In 2012 Chinese expenditure on travel abroad climbed to 102 billion U.S. dollars, culminating a period in which it has been the most rapidly growing source market for tourism in the world.
Since the turn of the century, there has been over an eightfold increase in the number of overseas trips made by Chinese travelers from 10 million who travelled to other countries in 2000, up to 83 million who went abroad in 2012.
This huge increase, which has been made possible by increased disposable income for Chinese people, which has created greater opportunities to visit other parts of the world, has also seen Chinese people spending more money on their foreign trips with the 102 billion dollars they spent in 2012, up an impressive 40 percent from the previous year when Chinese people spend 73 billion US dollars on foreign tourism.

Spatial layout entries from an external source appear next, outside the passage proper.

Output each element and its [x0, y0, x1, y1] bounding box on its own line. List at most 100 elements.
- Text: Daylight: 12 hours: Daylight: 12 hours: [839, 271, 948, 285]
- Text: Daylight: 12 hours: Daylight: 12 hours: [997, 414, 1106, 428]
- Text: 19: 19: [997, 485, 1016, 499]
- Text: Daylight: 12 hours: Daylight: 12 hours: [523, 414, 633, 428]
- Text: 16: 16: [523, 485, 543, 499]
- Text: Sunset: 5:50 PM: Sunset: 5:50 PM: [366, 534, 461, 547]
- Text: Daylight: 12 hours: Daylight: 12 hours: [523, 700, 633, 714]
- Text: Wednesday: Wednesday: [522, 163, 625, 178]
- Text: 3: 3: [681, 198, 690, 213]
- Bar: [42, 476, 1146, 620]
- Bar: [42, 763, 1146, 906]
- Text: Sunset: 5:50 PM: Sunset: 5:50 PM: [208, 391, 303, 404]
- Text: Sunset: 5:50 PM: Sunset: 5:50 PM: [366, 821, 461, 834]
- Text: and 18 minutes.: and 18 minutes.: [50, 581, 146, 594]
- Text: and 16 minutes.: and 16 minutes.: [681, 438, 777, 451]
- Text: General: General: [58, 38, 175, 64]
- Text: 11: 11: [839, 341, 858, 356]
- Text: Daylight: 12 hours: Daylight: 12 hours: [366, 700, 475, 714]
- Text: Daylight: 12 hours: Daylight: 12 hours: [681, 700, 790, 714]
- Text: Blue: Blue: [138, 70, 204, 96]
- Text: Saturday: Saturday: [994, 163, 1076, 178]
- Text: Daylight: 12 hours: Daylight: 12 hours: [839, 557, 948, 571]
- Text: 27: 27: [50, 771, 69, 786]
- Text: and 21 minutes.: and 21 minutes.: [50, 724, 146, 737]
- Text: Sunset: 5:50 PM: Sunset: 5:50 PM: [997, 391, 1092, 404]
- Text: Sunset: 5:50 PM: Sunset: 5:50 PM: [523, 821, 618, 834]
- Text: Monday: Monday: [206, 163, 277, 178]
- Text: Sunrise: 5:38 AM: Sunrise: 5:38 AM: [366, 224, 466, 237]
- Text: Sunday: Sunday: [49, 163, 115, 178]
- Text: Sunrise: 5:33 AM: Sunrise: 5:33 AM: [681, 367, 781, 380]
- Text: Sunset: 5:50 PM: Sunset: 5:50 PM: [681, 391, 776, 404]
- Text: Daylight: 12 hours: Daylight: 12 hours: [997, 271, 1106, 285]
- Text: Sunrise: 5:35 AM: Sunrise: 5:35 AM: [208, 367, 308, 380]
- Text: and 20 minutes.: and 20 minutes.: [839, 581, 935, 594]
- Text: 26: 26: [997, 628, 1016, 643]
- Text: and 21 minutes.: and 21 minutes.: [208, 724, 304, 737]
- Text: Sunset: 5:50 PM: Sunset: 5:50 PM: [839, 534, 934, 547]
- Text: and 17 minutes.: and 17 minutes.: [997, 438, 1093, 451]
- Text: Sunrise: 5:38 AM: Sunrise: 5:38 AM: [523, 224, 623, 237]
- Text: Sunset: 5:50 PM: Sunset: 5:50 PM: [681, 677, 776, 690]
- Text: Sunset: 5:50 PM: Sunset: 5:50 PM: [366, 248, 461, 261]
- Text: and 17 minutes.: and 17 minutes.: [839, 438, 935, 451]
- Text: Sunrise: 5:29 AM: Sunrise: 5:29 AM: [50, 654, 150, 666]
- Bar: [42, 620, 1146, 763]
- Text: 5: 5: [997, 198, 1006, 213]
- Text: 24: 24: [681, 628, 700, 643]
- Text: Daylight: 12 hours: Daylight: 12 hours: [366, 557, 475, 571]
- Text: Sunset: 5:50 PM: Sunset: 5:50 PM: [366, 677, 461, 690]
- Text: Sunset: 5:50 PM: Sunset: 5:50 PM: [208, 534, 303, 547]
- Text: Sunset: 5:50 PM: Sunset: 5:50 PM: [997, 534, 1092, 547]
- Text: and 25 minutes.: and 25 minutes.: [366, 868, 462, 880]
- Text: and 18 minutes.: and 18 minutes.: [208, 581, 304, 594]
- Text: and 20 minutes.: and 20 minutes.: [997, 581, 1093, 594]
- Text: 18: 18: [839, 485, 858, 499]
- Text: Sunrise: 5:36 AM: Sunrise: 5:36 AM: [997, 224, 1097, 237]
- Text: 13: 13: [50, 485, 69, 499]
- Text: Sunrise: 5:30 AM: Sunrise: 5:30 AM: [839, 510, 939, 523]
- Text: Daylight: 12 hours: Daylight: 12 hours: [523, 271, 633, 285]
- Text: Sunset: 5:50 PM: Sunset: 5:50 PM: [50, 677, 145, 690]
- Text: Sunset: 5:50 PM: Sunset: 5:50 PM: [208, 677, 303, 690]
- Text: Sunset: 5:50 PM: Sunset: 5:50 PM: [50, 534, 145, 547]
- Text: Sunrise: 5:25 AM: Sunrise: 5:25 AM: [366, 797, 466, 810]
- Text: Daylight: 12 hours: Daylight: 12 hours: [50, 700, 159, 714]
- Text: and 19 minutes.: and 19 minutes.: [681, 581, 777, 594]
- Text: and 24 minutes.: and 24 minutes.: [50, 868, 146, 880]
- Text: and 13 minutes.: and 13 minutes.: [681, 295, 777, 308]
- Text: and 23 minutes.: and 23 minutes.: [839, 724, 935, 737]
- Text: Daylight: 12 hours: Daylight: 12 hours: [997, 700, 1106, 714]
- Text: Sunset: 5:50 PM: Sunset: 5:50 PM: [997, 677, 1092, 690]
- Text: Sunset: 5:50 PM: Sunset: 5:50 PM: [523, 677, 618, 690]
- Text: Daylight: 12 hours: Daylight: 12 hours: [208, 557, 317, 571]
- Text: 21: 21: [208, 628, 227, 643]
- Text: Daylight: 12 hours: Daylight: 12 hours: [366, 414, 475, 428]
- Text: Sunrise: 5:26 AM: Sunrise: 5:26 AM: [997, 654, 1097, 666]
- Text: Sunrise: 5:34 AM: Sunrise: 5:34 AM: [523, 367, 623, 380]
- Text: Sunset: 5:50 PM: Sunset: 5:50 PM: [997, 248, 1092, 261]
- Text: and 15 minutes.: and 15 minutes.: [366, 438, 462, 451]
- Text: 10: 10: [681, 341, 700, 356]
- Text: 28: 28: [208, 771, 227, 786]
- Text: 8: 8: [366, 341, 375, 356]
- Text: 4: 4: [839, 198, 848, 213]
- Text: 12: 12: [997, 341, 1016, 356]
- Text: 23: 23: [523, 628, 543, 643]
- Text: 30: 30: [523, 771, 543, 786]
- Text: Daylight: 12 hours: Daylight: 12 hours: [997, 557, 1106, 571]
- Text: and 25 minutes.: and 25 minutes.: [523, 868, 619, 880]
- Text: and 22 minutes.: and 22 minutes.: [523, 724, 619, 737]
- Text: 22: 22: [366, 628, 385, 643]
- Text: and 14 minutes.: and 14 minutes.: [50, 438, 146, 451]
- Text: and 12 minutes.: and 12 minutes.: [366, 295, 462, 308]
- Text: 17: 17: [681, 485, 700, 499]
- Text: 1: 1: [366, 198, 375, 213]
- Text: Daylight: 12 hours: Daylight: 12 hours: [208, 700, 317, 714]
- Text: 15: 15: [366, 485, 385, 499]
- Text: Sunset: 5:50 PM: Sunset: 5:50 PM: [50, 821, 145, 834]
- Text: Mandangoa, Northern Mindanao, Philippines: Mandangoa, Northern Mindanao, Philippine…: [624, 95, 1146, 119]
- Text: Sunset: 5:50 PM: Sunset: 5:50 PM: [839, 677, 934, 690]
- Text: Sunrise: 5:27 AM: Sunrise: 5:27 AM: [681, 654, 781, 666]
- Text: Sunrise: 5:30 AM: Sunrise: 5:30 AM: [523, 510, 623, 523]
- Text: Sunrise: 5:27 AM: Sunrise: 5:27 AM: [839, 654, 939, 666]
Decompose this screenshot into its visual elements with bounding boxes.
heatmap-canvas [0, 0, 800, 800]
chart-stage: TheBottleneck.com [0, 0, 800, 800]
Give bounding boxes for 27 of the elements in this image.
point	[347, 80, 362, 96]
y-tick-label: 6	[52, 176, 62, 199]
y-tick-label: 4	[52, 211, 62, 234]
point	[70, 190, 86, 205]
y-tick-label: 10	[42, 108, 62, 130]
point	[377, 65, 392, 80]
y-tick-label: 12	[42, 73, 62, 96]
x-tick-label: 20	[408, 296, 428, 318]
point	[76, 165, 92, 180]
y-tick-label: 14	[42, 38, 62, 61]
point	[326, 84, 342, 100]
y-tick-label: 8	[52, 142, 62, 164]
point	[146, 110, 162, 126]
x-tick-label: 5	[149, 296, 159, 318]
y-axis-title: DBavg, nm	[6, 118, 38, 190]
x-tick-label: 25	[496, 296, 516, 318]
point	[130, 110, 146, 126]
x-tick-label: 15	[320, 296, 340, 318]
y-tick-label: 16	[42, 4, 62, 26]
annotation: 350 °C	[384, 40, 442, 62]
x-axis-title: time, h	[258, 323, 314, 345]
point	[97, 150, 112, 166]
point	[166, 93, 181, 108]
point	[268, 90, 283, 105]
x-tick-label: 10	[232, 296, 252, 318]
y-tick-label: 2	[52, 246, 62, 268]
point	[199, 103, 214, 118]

This data echoes the expectations of Taleb Rifai, the General Secretary of the UNWTO when he spoke to Xinhua at in their Madrid headquarters the start of the year.
"The Chinese economy is opening up, it is growing and the rise of the middle class in China is a very important phenomenon, it is probably one of the main reasons behind this absolutely impressive growth in the outbound figures and data," he said in an interview which also saw him praise what China has to offer as a tourist destination for people from other parts of the world.
"The outbound market of China being a source of tourism for the world has grown tremendously: 42 percent was the growth in 2012. Almost 80 million Chinese traveled out of China: That is a tremendous achievement."
"But, even as an inbound destination, we have almost 60 million people visiting China. China is the third visited destination in the world today and all of this makes China very special to us," he added.
In 2005, China had ranked in seventh placed in terms of international tourism expenditure, behind Italy, Japan, France, Britain, Germany and the United States. It had moved into the third place by the end of 2011 and overtook Germany and the U.S. last year.
However, China is not the only country to increase its importance as a source market; Russia and Brazil have also seen their significance increase with Russia, seeing a 32-percent rise in international tourist spending in 2012, while Brazil moved up to 12th place with expenditure of 22 billion U.S. dollars in a movement Rifai said would"surely continue to change the map of world tourism."